Tick Tock Becomes Tit for Tat: The Apple and Xiao-i Issue
August 5, 2020
Okay, let’s get the company names out of the way:
- Shanghai Zhizhen Network Technology Company is known as Zhizhen
- Zhizhen is also known as Xiao-i
- Apple is the outfit with the virtual assistant Siri.
Zhizhen owns a patent for a virtual assistant. In 2013, Apple was sued for violating a Chinese patent. Apple let loose a flock of legal eagles to demonstrate that its patents were in force and that a Chinese voice recognition patent was invalid. The Chinese court denied Apple’s argument.
Tick tock tick tock went the clock. Then the alarm sounded. Xiao-i owns the Chinese patent, and that entity is suing Apple.
“Apple Faces $1.4B Suit from Chinese AI Company” reports:
Shanghai Zhizhen Network Technology Co. said in a statement on Monday it was suing Apple for an estimated 10 billion yuan ($1.43 billion) in damages in a Shanghai court, alleging the iPhone and iPad maker’s products violated a patent the Chinese company owns for a virtual assistant whose technical architecture is similar to Siri. Siri, a voice-activated function in Apple’s smartphones and laptops, allows users to dictate text messages or set alarms on their devices.
But more than the money, the Xiao-i outfit “asked Apple to stop sales, production, and the use of products fluting such a patent.”
Coincidence?
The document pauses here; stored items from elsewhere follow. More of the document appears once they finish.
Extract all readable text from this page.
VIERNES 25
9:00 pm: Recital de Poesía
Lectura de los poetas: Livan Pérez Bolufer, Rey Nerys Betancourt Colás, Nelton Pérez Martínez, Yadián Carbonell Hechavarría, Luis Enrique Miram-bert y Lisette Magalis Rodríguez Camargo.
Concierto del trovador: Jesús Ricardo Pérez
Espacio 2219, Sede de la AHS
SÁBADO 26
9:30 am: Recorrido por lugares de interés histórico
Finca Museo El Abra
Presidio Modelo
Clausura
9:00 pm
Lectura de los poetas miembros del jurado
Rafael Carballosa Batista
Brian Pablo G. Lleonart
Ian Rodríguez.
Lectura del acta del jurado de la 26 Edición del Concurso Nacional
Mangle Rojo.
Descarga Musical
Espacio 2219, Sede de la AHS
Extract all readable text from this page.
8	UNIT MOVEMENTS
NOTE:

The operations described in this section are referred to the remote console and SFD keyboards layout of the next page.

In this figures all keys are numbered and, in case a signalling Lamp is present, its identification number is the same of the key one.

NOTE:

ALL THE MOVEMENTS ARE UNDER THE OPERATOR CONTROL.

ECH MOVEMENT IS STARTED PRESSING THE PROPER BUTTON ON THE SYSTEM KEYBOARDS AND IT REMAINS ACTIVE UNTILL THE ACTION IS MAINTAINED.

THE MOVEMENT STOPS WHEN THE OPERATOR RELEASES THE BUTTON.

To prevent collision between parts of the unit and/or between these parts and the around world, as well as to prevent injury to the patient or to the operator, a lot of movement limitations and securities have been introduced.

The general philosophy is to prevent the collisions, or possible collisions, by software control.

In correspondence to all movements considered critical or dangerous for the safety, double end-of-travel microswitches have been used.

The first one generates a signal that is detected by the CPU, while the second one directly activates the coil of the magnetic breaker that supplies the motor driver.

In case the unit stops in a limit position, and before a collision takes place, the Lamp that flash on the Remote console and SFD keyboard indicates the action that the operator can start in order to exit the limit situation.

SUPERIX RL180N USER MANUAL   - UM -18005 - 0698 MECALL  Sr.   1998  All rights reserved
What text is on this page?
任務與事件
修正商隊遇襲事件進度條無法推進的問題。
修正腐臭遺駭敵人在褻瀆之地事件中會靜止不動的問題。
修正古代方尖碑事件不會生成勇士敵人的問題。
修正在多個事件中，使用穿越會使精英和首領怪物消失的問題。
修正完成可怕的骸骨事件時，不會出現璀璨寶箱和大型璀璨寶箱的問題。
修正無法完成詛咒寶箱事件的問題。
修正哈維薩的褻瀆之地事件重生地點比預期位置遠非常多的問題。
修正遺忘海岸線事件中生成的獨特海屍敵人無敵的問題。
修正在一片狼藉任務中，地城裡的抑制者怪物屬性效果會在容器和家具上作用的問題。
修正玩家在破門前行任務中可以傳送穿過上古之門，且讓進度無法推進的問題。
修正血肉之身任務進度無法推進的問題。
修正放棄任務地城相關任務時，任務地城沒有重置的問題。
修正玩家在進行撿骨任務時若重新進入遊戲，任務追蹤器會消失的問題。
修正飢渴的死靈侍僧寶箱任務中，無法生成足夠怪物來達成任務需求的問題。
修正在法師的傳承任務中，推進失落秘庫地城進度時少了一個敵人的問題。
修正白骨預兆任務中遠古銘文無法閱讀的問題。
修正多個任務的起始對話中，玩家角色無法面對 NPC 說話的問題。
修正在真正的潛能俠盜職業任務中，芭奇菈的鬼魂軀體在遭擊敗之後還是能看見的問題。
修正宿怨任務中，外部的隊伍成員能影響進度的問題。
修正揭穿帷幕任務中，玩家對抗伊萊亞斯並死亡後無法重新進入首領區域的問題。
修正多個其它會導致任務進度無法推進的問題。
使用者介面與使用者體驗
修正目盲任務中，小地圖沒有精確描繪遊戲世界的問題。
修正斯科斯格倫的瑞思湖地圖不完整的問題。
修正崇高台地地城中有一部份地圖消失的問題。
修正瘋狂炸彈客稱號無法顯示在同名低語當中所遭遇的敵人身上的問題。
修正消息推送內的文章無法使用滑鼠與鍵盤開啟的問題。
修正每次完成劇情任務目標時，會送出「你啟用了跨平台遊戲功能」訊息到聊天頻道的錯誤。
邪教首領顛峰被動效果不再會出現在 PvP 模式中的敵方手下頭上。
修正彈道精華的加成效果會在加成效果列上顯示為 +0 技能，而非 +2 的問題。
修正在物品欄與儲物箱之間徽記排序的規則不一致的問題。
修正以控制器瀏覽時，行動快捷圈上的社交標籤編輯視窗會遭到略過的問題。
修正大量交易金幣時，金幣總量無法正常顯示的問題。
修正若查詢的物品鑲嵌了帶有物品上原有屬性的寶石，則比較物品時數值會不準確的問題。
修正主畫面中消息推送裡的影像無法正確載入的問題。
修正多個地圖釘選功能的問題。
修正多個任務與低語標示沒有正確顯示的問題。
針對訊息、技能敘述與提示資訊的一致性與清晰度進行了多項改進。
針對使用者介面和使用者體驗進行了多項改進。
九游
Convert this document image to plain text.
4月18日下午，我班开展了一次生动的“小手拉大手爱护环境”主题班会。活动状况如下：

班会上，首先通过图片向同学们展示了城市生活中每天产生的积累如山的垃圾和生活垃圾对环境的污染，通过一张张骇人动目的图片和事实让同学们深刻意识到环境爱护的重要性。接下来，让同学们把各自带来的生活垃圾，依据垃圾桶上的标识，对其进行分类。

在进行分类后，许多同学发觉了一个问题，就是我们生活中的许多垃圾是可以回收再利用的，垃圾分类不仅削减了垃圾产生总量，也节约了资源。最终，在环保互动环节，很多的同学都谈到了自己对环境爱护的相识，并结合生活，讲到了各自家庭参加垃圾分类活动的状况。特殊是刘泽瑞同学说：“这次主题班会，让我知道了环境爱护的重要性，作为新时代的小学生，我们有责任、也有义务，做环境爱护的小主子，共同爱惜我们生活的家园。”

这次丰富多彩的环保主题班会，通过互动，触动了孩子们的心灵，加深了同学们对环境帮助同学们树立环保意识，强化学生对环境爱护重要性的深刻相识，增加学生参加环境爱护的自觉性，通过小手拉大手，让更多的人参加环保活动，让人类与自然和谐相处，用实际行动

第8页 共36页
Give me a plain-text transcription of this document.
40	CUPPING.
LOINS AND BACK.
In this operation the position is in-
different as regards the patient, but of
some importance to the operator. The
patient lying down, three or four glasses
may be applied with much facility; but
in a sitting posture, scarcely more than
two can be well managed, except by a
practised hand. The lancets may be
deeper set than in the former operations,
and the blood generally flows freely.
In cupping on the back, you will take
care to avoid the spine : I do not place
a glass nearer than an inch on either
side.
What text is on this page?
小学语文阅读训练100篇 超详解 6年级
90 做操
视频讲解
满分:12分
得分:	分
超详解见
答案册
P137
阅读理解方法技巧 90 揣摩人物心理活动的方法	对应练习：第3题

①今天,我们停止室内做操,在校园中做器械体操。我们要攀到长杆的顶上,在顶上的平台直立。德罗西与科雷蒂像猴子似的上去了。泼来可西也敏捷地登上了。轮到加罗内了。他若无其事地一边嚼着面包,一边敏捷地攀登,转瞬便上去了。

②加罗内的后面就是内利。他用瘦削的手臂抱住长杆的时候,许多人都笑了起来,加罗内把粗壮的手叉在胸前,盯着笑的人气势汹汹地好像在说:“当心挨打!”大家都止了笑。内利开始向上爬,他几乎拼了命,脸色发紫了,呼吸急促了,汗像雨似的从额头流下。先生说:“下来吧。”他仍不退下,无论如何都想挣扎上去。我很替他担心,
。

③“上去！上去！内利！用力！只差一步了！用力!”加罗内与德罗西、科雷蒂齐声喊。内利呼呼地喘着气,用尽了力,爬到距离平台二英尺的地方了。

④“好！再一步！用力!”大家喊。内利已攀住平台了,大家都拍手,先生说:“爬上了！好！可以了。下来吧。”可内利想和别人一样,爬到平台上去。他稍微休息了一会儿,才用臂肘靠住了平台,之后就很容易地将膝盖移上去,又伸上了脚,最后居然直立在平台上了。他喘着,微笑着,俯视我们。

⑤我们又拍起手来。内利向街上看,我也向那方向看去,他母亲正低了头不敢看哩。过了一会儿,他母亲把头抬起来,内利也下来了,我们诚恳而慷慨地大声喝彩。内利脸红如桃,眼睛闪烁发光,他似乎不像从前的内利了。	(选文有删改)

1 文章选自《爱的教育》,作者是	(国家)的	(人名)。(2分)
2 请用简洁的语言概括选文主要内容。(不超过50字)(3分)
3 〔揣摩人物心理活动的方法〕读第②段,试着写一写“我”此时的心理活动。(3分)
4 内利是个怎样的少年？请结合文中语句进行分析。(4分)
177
Maybe. The US wants to curtail TikTok, and now Xiao-i wants to put a crimp in Apple’s China revenues.
Several observations:
- More trade related issues are likely
- Intellectual property disputes will become more frequent. China will use its patents to inhibit American business. This is a glimpse of a future in which the loss of American knowledge value will add friction to the US activities
- Downstream consequences are likely to ripple through non-Chinese suppliers of components and services to Apple. China is using Apple to make a point about the value of Chinese intellectual property and the influence of today’s China.
Just as China has asserted is cyber capabilities, the Apple patent dispute — regardless of its outcome — is another example of China’s understanding of American tactics, modifying them, and using them to try to gain increased economic, technical, and financial advantage.